メタン発生は栄養学的には飼料エネルギーの損失に繋がるものの、一方でルーメン内微生物の増殖にとって有害な代謝性水素の除去というプラス面を有している。メタン発生を抑制する技術等の開発が進められているがメタン削減と生産性の向上は同時に図れるものでなければならないだろう。


FAO(国際食糧農業機関)のAnne Mottet氏によると全世界の家畜用飼料の約9割弱は人が消化できないものと言われており、人間の食料と競合しない草から良質なタンパク質に変換するという牛が持つ力(このことは資源の有効利用と環境負荷のトレードオフの関係にあるとみることもできる)の重要性も再認識する必要がある。牛は悪者どころかますます欠かせない家畜になるに違いない。また本来、酪農・畜産は土-草-牛という循環型の大きな意味でのサイクルを形成し、サステナブル(持続可能)な産業であるはずであり、悪いのは牛ではない。IPCC(気候変動に関する政府間パネル)の第6次評価報告書では人間が地球を温暖化させてきたことは疑う余地がないと結論付けている。
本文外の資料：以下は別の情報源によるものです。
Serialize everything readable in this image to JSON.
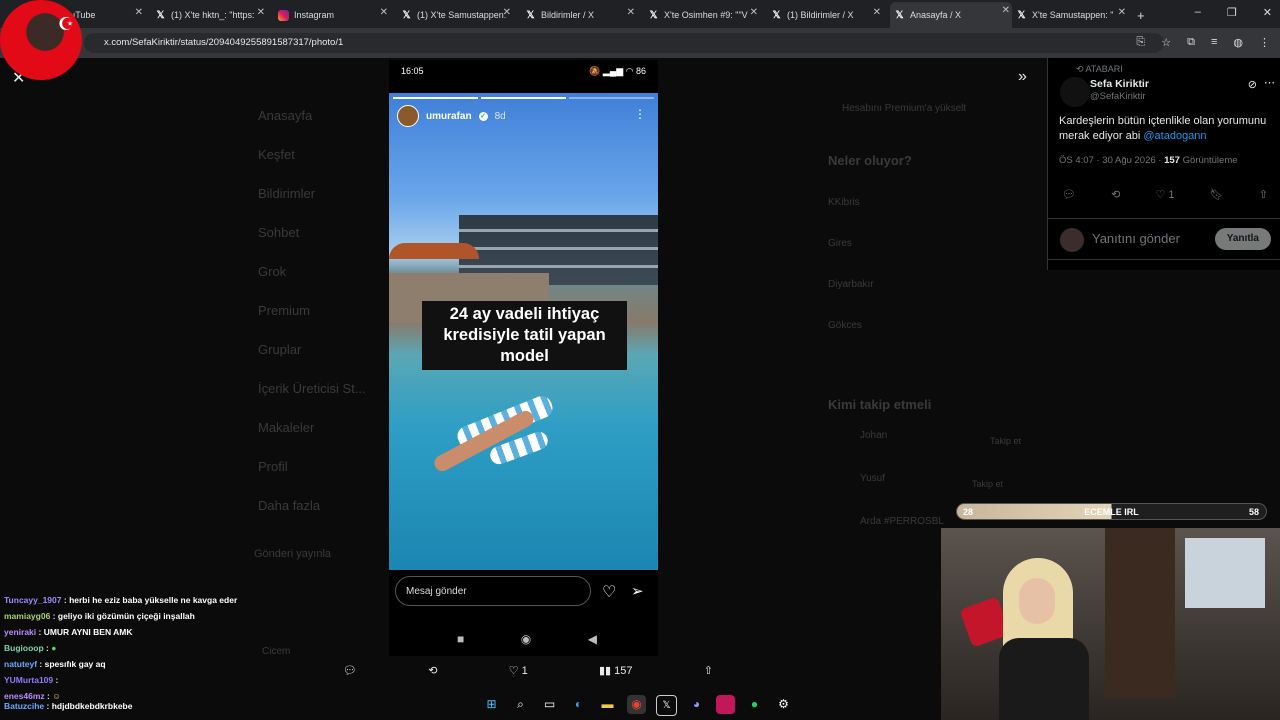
{
  "browser": {
    "tabs": [
      {
        "label": "YouTube",
        "icon": "youtube-icon"
      },
      {
        "label": "(1) X'te hktn_: \"https:",
        "icon": "x-icon"
      },
      {
        "label": "Instagram",
        "icon": "instagram-icon"
      },
      {
        "label": "(1) X'te Samustappen: ",
        "icon": "x-icon"
      },
      {
        "label": "Bildirimler / X",
        "icon": "x-icon"
      },
      {
        "label": "X'te Osimhen #9: \"\"V",
        "icon": "x-icon"
      },
      {
        "label": "(1) Bildirimler / X",
        "icon": "x-icon"
      },
      {
        "label": "Anasayfa / X",
        "icon": "x-icon",
        "active": true
      },
      {
        "label": "X'te Samustappen: \"",
        "icon": "x-icon"
      }
    ],
    "new_tab": "+",
    "url": "x.com/SefaKiriktir/status/2094049255891587317/photo/1",
    "window_controls": [
      "–",
      "❐",
      "✕"
    ]
  },
  "background_page": {
    "nav": [
      "Anasayfa",
      "Keşfet",
      "Bildirimler",
      "Sohbet",
      "Grok",
      "Premium",
      "Gruplar",
      "İçerik Üreticisi St...",
      "Makaleler",
      "Profil",
      "Daha fazla"
    ],
    "post_button": "Gönderi yayınla",
    "right_header": "Neler oluyor?",
    "premium_banner": "Hesabını Premium'a yükselt",
    "trends": [
      "KKibris",
      "Gires",
      "Diyarbakır",
      "Gökces"
    ],
    "follow_header": "Kimi takip etmeli",
    "follow_names": [
      "Johan",
      "Yusuf",
      "Arda #PERROSBL"
    ],
    "follow_buttons": [
      "Takip et",
      "Takip et"
    ],
    "bottom_user": "Cicem"
  },
  "phone": {
    "time": "16:05",
    "status_icons": "🔕 ▂▄▆ ◠ 86",
    "story_user": "umurafan",
    "story_time": "8d",
    "caption": "24 ay vadeli ihtiyaç kredisiyle tatil yapan model",
    "message_placeholder": "Mesaj gönder",
    "nav_buttons": [
      "■",
      "◉",
      "◀"
    ]
  },
  "tweet": {
    "repost_label": "ATABARI",
    "name": "Sefa Kiriktir",
    "handle": "@SefaKiriktir",
    "text": "Kardeşlerin bütün içtenlikle olan yorumunu merak ediyor abi ",
    "mention": "@atadogann",
    "timestamp": "ÖS 4:07 · 30 Ağu 2026 · ",
    "views_count": "157",
    "views_label": " Görüntüleme",
    "like_count": "1",
    "reply_placeholder": "Yanıtını gönder",
    "reply_button": "Yanıtla"
  },
  "modal_actions": {
    "like_count": "1",
    "views": "157"
  },
  "stream": {
    "left_score": "28",
    "title": "ECEMLE IRL",
    "right_score": "58"
  },
  "chat": [
    {
      "user": "Tuncayy_1907",
      "msg": "herbi he eziz baba yükselle ne kavga eder"
    },
    {
      "user": "mamiayg06",
      "msg": "geliyo iki gözümün çiçeği inşallah"
    },
    {
      "user": "yeniraki",
      "msg": "UMUR AYNI BEN AMK"
    },
    {
      "user": "Bugiooop",
      "msg": ""
    },
    {
      "user": "natuteyf",
      "msg": "spesıfık gay aq"
    },
    {
      "user": "YUMurta109",
      "msg": ""
    },
    {
      "user": "enes46mz",
      "msg": ""
    },
    {
      "user": "Batuzcihe",
      "msg": "hdjdbdkebdkrbkebe"
    }
  ]
}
7月27日、世界気象機関(WMO)と欧州連合の気象情報機関コペルニクス気候変動サービス(C3S)は、「今年7月は観測史上最も暑い月となる公算が極めて大きい」と発表し、この内容を受け国連のグテレス事務総長は「気候温暖化は終わった、沸騰化時代の到来だ」と各国に気候変動対策を強化するよう訴えた。これは地球規模の問題である。どの地域や国で暮らしていようと、どの産業であろうと無関係ではいられない、待った無しの状態だ。酪農・畜産分野のGHG削減の達成に向けてこの産業に携わる多くの関係者と消費者の理解と取組みが必須である。このままでは人間も牛も不幸になってしまう、我々人間も頑張るが、牛に一肌も二肌も脱いでもらわなければならない。